Belum sempat Hasbi tersadar dari bengongnya, ia merasa lengannya ditarik hingga ia terbangun. Ia melirik ke sebelah kanannya. Cewek itu menggamit erat lengan kanannya. Lah, dadanya ternyata nggak rata-rata amat, batin Hasbi yang justru fokus pada hal lain.

“Dikaaa, sayangku, cintaku, kasihku, tresnaku, uripku , kamu tak cariin kemana-mana lho malah ndekep tiang listrik!” kata seorang cewek berambut panjang, menggunakan rok tutu dengan make up yang agak tebal. Kosek! Tiang listrik?

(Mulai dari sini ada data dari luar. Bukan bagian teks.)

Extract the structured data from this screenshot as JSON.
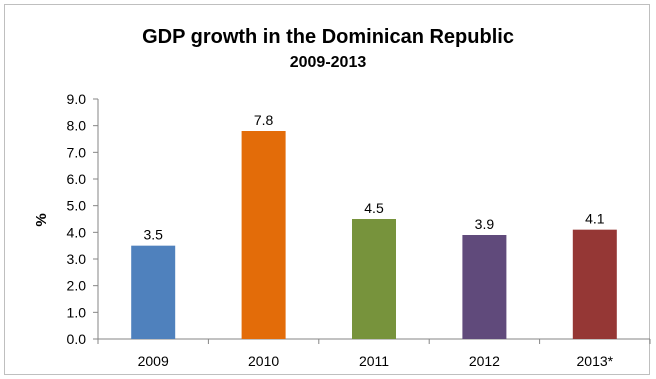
{
  "chart_data": {
    "type": "bar",
    "title": "GDP growth in the Dominican Republic",
    "subtitle": "2009-2013",
    "xlabel": "",
    "ylabel": "%",
    "categories": [
      "2009",
      "2010",
      "2011",
      "2012",
      "2013*"
    ],
    "values": [
      3.5,
      7.8,
      4.5,
      3.9,
      4.1
    ],
    "data_labels": [
      "3.5",
      "7.8",
      "4.5",
      "3.9",
      "4.1"
    ],
    "colors": [
      "#4f81bd",
      "#e36c09",
      "#77933c",
      "#604a7b",
      "#953735"
    ],
    "ylim": [
      0,
      9
    ],
    "yticks": [
      "0.0",
      "1.0",
      "2.0",
      "3.0",
      "4.0",
      "5.0",
      "6.0",
      "7.0",
      "8.0",
      "9.0"
    ],
    "grid": false,
    "legend": "none"
  }
}
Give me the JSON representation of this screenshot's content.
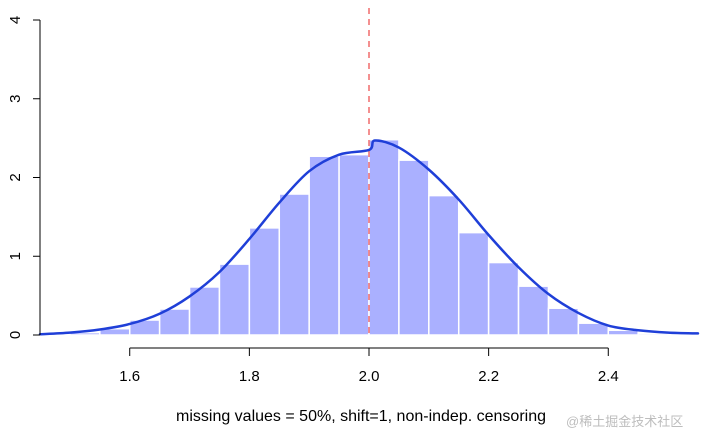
{
  "chart_data": {
    "type": "bar",
    "title": "",
    "xlabel": "missing values = 50%, shift=1, non-indep. censoring",
    "ylabel": "",
    "xlim": [
      1.45,
      2.55
    ],
    "ylim": [
      0,
      4
    ],
    "x_ticks": [
      "1.6",
      "1.8",
      "2.0",
      "2.2",
      "2.4"
    ],
    "y_ticks": [
      "0",
      "1",
      "2",
      "3",
      "4"
    ],
    "bin_width": 0.05,
    "bins": [
      {
        "x0": 1.5,
        "x1": 1.55,
        "value": 0.03
      },
      {
        "x0": 1.55,
        "x1": 1.6,
        "value": 0.08
      },
      {
        "x0": 1.6,
        "x1": 1.65,
        "value": 0.19
      },
      {
        "x0": 1.65,
        "x1": 1.7,
        "value": 0.33
      },
      {
        "x0": 1.7,
        "x1": 1.75,
        "value": 0.61
      },
      {
        "x0": 1.75,
        "x1": 1.8,
        "value": 0.9
      },
      {
        "x0": 1.8,
        "x1": 1.85,
        "value": 1.36
      },
      {
        "x0": 1.85,
        "x1": 1.9,
        "value": 1.79
      },
      {
        "x0": 1.9,
        "x1": 1.95,
        "value": 2.27
      },
      {
        "x0": 1.95,
        "x1": 2.0,
        "value": 2.29
      },
      {
        "x0": 2.0,
        "x1": 2.05,
        "value": 2.48
      },
      {
        "x0": 2.05,
        "x1": 2.1,
        "value": 2.22
      },
      {
        "x0": 2.1,
        "x1": 2.15,
        "value": 1.77
      },
      {
        "x0": 2.15,
        "x1": 2.2,
        "value": 1.3
      },
      {
        "x0": 2.2,
        "x1": 2.25,
        "value": 0.92
      },
      {
        "x0": 2.25,
        "x1": 2.3,
        "value": 0.62
      },
      {
        "x0": 2.3,
        "x1": 2.35,
        "value": 0.34
      },
      {
        "x0": 2.35,
        "x1": 2.4,
        "value": 0.15
      },
      {
        "x0": 2.4,
        "x1": 2.45,
        "value": 0.06
      },
      {
        "x0": 2.45,
        "x1": 2.5,
        "value": 0.02
      }
    ],
    "density_curve": [
      {
        "x": 1.45,
        "y": 0.01
      },
      {
        "x": 1.5,
        "y": 0.03
      },
      {
        "x": 1.55,
        "y": 0.07
      },
      {
        "x": 1.6,
        "y": 0.14
      },
      {
        "x": 1.65,
        "y": 0.27
      },
      {
        "x": 1.7,
        "y": 0.49
      },
      {
        "x": 1.75,
        "y": 0.8
      },
      {
        "x": 1.8,
        "y": 1.22
      },
      {
        "x": 1.85,
        "y": 1.68
      },
      {
        "x": 1.9,
        "y": 2.08
      },
      {
        "x": 1.95,
        "y": 2.29
      },
      {
        "x": 2.0,
        "y": 2.35
      },
      {
        "x": 2.01,
        "y": 2.47
      },
      {
        "x": 2.05,
        "y": 2.38
      },
      {
        "x": 2.1,
        "y": 2.1
      },
      {
        "x": 2.15,
        "y": 1.72
      },
      {
        "x": 2.2,
        "y": 1.27
      },
      {
        "x": 2.25,
        "y": 0.86
      },
      {
        "x": 2.3,
        "y": 0.52
      },
      {
        "x": 2.35,
        "y": 0.28
      },
      {
        "x": 2.4,
        "y": 0.12
      },
      {
        "x": 2.45,
        "y": 0.06
      },
      {
        "x": 2.5,
        "y": 0.03
      },
      {
        "x": 2.55,
        "y": 0.02
      }
    ],
    "reference_line": {
      "x": 2.0,
      "style": "dashed"
    },
    "colors": {
      "bars": "#aab0ff",
      "bar_border": "#ffffff",
      "curve": "#1f3fd8",
      "reference_line": "#f06b6b",
      "axis": "#000000"
    },
    "grid": false,
    "legend": "none"
  },
  "watermark": "@稀土掘金技术社区"
}
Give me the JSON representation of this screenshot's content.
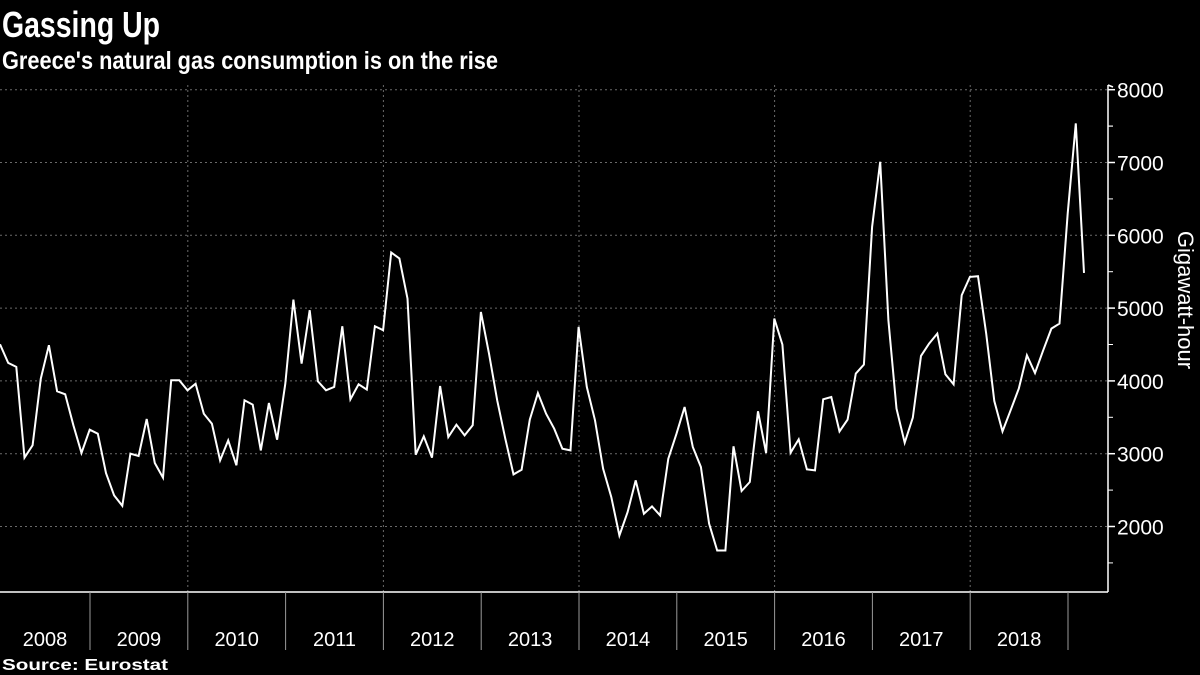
{
  "colors": {
    "background": "#000000",
    "line": "#ffffff",
    "grid": "#6a6a6a",
    "text": "#ffffff"
  },
  "chart_data": {
    "type": "line",
    "title": "Gassing Up",
    "subtitle": "Greece's natural gas consumption is on the rise",
    "source": "Source:  Eurostat",
    "xlabel": "",
    "ylabel": "Gigawatt-hour",
    "start_month": "2008-02",
    "frequency": "monthly",
    "ylim": [
      1100,
      8100
    ],
    "y_ticks": [
      2000,
      3000,
      4000,
      5000,
      6000,
      7000,
      8000
    ],
    "y_tick_labels": [
      "2000",
      "3000",
      "4000",
      "5000",
      "6000",
      "7000",
      "8000"
    ],
    "x_tick_labels": [
      "2008",
      "2009",
      "2010",
      "2011",
      "2012",
      "2013",
      "2014",
      "2015",
      "2016",
      "2017",
      "2018"
    ],
    "grid": true,
    "y_axis_side": "right",
    "series": [
      {
        "name": "Natural gas consumption",
        "values": [
          4503,
          4247,
          4192,
          2945,
          3115,
          4031,
          4490,
          3857,
          3816,
          3390,
          3009,
          3330,
          3275,
          2734,
          2427,
          2285,
          3000,
          2968,
          3477,
          2872,
          2670,
          4008,
          4008,
          3871,
          3962,
          3550,
          3412,
          2908,
          3183,
          2840,
          3733,
          3674,
          3046,
          3697,
          3192,
          3962,
          5117,
          4237,
          4971,
          3995,
          3871,
          3917,
          4751,
          3747,
          3953,
          3880,
          4751,
          4696,
          5764,
          5681,
          5131,
          2986,
          3238,
          2945,
          3930,
          3229,
          3399,
          3252,
          3390,
          4948,
          4375,
          3733,
          3206,
          2716,
          2780,
          3468,
          3834,
          3550,
          3344,
          3069,
          3046,
          4742,
          3917,
          3459,
          2794,
          2404,
          1877,
          2198,
          2633,
          2175,
          2276,
          2152,
          2931,
          3275,
          3642,
          3092,
          2817,
          2038,
          1671,
          1671,
          3101,
          2487,
          2611,
          3582,
          3009,
          4856,
          4499,
          3014,
          3197,
          2785,
          2771,
          3747,
          3779,
          3307,
          3468,
          4100,
          4224,
          6116,
          7010,
          4833,
          3619,
          3151,
          3495,
          4343,
          4513,
          4650,
          4091,
          3953,
          5177,
          5429,
          5438,
          4650,
          3724,
          3307,
          3596,
          3894,
          4352,
          4109,
          4421,
          4719,
          4787,
          6300,
          7537,
          5484
        ]
      }
    ]
  }
}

“Bentar Mbak berambut panjang, tiang listrik? Mana ya?” Hasbi celingak celinguk mencari tiang listrik. Ia kira di sekitarnya tidak ada tiang listrik.

“Ya kamu itu! Udah tinggi, cungkring, gondrong! Tak sulut rambutmu nanti biar konslet!” Mbak berambut panjang itu memarahi Hasbi sambil menudingkan kipas yang ada di tangannya. Ia kemudian menoleh ke arah cewek bernama Dika.

“Dika, kamu ngapain sih? Kok kamu tadi tega ninggalin akoh!” tanyanya dengan nada lebay. Hasbi sendiri merinding mendengar nada bicaranya seperti melihat lelembut.

“Ermmm.” Dika diam sebentar lalu menoleh ke arah Hasbi. “Erm, yak arena cowokku nunggu. Ini dia!” Dika menunjuk ke arah Hasbi dengan suara yang seakan ditegaskan walaupun Hasbi yakin ia mendengar nada suara yang tidak yakin dan ketakutan. Si Mbak Rambut Panjang menganga tak percaya. Hasbi yang merasa dijadikan pusat perhatian hanya menoleh ke samping.

“Ha?!!!” Hasbi berteriak dengan cukup kenang.

“Benar kan, Yank?” Dika mengeratkan tangannya di lengan Hasbi seakan memberikan petunjuk untuk ikut saja apa yang ia lakukan.

“Ihhh, kok gitu sih?” Wanita rambut panjang itu menghentakkan kakinya. Hasmi melihat itu cukup ketar ketir. Pasalnya, mbaknya menggunakan heels yang cukup tinggi. Salah menghentak saja, resikonya bisa terkilir dan Hasbi jelas tidak mau harus menolong wanita itu. “Katamu, cuma aku satu-satunya! Padahal aku udah nggak masalah kalau harus sama kamu.”

“Kapan aku bilang gitu?” Sekarang rasanya Hasbi hanyalah seekor lalat yang hadir di pertarungan 2 ekor tawon.

“Kemarin kamu bilang gitu sama aku! Kamu bilang, kamu cinta mati sama aku. Kamu bilang, kita bakalan nikah di luar negeri karena disini nggak ada orang yang merestui. Trus sekarang kamu bohong?”

“Itu kan kemarin. Sekarang udah beda. Sekarang dia cowokku!” seru Dika yang semakin erat mendekap lengan Hasbi hingga badan Hasbi condong ke arahnya.

“Pokoknya kita masih sama kayak kemarin. Kamu cinta aku, aku cinta kamu. TITIK!!!” balas Mbak Rambut Panjang yang tak mau kalah.

Hasbi sendiri masih memproses apa yang dia dengar. Bentar, mbak itu cewek, mbak ini cewek. Suka sama suka, cinta sama cinta. Lahhhhh, kenapa aku ada diantara 2 perempuan yang saling cinta!!! “Arggg!!! Tidak!!!” Hasbi berteriak tertahan seakan berharap ada yang menolongnya dari situasi ini.

“Diam kamu!” bentak perempuan berambut panjang itu. Sedangkan DIka justru seakan berlindung dibalik tubuh cungkring Hasbi.

Oh Tuhan, apakah ini godaan atau cobaan?! Batin Hasbi dan sementara, ia hanya bisa pasrah. Tuhan ‘menghukumnya’.